The control OA imaging at 1064 nm (the wavelength absorbed by water, but not by the injected GNRs) unexpectedly showed similar, but time-shifted trends [Fig. 6(b)] compared to the 765-nm wavelength imaging [Fig. 6(a)], corresponding to the peak absorption of PEG-GNR complexes. Our primary hypothesis for the enhanced OA tissue contrast appearing at 1064 nm is that the presence of GNRs within the blood causes them to aggregate and mimic GNRs with larger aspect ratios, resulting in the infrared shift and smearing of their optical absorption peak toward 1064 nm.

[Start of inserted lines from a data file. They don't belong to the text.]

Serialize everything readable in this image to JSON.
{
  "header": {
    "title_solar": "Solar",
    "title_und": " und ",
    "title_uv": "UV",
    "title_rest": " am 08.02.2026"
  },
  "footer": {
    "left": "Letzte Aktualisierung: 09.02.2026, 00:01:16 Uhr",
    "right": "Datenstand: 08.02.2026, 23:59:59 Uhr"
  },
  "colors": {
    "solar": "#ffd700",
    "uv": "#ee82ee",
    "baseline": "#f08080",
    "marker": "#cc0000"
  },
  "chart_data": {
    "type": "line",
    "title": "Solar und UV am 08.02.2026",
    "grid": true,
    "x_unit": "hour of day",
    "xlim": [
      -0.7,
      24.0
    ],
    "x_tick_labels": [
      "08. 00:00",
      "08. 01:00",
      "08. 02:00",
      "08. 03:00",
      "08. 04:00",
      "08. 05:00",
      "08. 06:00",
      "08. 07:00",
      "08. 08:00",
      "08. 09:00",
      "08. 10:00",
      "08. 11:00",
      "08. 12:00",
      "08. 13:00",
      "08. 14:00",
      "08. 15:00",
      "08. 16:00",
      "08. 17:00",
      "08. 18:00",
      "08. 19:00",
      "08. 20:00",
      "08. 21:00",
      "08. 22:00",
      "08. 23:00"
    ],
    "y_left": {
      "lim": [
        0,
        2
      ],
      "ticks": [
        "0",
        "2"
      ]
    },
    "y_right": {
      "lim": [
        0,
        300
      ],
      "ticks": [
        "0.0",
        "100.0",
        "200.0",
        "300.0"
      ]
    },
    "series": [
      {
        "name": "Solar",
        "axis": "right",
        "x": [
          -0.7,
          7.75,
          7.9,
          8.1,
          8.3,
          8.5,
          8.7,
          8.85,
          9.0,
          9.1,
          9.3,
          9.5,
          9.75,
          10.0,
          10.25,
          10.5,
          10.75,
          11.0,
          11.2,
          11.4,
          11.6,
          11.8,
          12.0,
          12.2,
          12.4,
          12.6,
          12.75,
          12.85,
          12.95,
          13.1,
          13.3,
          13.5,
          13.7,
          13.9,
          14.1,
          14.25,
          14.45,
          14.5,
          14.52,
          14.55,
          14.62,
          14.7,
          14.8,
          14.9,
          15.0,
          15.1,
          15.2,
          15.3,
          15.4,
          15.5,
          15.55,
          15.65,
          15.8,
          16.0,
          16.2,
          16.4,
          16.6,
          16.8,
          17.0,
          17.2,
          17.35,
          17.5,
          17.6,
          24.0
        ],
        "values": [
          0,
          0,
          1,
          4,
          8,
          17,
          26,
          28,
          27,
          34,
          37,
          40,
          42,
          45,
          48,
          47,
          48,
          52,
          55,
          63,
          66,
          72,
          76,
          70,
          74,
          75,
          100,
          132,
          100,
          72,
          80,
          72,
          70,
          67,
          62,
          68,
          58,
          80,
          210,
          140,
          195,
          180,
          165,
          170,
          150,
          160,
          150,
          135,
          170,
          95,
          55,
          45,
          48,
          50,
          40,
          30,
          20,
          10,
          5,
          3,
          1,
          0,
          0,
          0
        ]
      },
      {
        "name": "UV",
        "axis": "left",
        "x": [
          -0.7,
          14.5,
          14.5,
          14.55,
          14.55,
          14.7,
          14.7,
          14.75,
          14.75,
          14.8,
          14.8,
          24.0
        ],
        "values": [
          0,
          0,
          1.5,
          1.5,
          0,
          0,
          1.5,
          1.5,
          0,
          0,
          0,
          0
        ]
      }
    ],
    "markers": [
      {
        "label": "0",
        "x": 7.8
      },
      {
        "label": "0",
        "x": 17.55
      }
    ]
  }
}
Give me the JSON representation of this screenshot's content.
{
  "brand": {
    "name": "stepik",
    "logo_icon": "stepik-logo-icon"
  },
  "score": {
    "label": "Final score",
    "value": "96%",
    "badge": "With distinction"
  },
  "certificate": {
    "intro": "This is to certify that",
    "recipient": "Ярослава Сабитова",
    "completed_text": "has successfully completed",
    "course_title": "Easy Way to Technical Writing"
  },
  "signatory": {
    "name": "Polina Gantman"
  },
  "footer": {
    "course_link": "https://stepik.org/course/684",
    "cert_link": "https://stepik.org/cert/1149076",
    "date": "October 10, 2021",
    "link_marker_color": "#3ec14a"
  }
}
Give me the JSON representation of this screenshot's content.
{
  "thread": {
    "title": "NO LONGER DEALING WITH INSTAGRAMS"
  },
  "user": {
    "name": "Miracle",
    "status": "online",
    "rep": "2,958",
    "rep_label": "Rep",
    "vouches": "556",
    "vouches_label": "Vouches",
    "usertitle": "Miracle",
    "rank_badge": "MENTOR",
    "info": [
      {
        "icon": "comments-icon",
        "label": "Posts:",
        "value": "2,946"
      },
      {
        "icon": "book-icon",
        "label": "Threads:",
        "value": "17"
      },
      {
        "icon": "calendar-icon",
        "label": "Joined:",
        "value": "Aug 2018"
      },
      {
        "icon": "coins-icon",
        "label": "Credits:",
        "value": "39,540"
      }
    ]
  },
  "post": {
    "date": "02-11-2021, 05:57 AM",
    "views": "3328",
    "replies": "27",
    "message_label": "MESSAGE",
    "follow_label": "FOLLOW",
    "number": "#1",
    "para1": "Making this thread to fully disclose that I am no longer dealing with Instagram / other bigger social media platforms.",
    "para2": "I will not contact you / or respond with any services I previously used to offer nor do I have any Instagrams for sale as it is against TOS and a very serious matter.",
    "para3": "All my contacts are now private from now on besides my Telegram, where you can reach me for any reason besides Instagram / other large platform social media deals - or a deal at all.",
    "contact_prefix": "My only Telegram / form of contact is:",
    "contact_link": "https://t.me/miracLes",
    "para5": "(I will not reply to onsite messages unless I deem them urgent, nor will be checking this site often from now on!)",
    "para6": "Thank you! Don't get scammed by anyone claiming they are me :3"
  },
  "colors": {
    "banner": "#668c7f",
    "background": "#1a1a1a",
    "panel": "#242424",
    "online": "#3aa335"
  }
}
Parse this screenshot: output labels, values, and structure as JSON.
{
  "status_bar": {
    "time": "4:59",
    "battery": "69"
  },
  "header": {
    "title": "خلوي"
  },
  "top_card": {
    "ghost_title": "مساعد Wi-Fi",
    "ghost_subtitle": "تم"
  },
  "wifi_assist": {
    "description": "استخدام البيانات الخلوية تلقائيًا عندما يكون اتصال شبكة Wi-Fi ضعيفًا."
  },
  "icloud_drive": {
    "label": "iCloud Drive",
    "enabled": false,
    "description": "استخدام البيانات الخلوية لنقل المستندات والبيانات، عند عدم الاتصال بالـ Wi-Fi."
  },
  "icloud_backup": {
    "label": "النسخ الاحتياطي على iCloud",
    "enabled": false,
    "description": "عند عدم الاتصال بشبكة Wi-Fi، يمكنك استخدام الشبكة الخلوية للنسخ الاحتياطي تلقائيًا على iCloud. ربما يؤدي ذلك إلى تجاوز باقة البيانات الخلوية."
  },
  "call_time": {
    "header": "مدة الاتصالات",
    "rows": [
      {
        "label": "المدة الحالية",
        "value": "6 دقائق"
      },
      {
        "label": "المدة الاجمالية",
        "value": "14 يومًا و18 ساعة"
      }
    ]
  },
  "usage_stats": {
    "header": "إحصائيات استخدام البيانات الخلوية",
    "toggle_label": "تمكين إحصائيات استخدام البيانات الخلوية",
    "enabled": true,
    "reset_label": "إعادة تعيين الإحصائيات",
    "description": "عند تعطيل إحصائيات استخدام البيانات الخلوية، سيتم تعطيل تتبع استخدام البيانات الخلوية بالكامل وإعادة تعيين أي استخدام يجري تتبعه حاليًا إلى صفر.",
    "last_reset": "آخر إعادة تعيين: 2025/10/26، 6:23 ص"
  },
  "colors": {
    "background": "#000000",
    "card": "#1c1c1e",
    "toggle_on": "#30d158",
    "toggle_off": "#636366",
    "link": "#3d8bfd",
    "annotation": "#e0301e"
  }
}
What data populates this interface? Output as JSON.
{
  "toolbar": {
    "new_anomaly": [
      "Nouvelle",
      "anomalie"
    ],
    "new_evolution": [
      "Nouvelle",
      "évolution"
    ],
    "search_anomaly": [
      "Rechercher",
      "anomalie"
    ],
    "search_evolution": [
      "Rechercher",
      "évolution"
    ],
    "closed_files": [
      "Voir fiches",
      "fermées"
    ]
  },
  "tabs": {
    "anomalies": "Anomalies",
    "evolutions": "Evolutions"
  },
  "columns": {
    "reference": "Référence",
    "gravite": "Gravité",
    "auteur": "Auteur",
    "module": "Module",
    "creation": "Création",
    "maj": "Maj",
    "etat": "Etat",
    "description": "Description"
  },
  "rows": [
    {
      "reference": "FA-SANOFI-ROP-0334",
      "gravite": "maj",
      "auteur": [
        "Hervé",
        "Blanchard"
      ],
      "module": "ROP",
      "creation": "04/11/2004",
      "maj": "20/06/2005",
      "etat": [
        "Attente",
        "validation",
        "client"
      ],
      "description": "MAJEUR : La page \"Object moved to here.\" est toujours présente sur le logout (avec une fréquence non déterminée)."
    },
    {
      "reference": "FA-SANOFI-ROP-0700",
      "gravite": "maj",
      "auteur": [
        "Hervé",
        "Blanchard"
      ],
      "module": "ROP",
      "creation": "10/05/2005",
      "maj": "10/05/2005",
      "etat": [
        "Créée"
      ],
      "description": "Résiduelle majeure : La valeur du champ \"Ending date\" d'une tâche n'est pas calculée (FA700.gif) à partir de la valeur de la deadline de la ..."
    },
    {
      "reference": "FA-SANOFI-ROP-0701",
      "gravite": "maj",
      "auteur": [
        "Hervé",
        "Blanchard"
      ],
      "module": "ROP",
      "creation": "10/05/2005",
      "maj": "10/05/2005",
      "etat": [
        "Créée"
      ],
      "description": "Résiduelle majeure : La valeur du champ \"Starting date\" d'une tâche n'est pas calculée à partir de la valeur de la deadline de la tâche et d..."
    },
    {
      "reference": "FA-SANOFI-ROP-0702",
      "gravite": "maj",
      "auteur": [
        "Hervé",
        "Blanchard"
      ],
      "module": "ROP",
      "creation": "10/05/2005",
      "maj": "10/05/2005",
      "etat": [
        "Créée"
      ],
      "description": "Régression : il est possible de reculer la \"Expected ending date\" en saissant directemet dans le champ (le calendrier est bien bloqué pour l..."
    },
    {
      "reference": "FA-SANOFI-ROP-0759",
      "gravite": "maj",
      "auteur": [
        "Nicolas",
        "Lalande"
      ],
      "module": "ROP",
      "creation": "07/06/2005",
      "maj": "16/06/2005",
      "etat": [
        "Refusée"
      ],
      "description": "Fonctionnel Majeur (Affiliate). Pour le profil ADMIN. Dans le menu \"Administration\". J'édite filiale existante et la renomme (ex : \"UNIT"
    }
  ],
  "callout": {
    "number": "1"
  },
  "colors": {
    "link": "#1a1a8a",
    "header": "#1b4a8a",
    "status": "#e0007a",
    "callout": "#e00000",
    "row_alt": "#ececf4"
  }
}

That phenomenon was observed in our experiment on incubation of GNRs with whole blood (Fig. 7). Similar effects were also previously shown when gold nanoparticles were endocytosed by the cancer cells.14

Other possible explanations of the dynamics within control OA images could be dealing with the injection of GNRs that alter the osmotic balance, increasing the water content in certain regions, and low-level laser therapy (LLLT) caused by multiple laser applications and manifested in an increase of blood oxygenation. The water absorption coefficient is 0.03  cm1 at 765 nm and increases about 5 times at 1064 nm,51 making OA imaging at 1064 nm sensitive to local changes of the water content. The oxyhemoglobin at 1064 nm also has the extinction coefficient 5 to 7 times bigger than the deoxyhemoglobin.52 One work50 demonstrated the effects of the particle diameter on targeting the mesangium of the kidney. Because it is a part of the basement membrane surrounding the glomerular capillaries, the accumulation of nanoparticles in that region can influence the processes of sorption and reabsorption of water.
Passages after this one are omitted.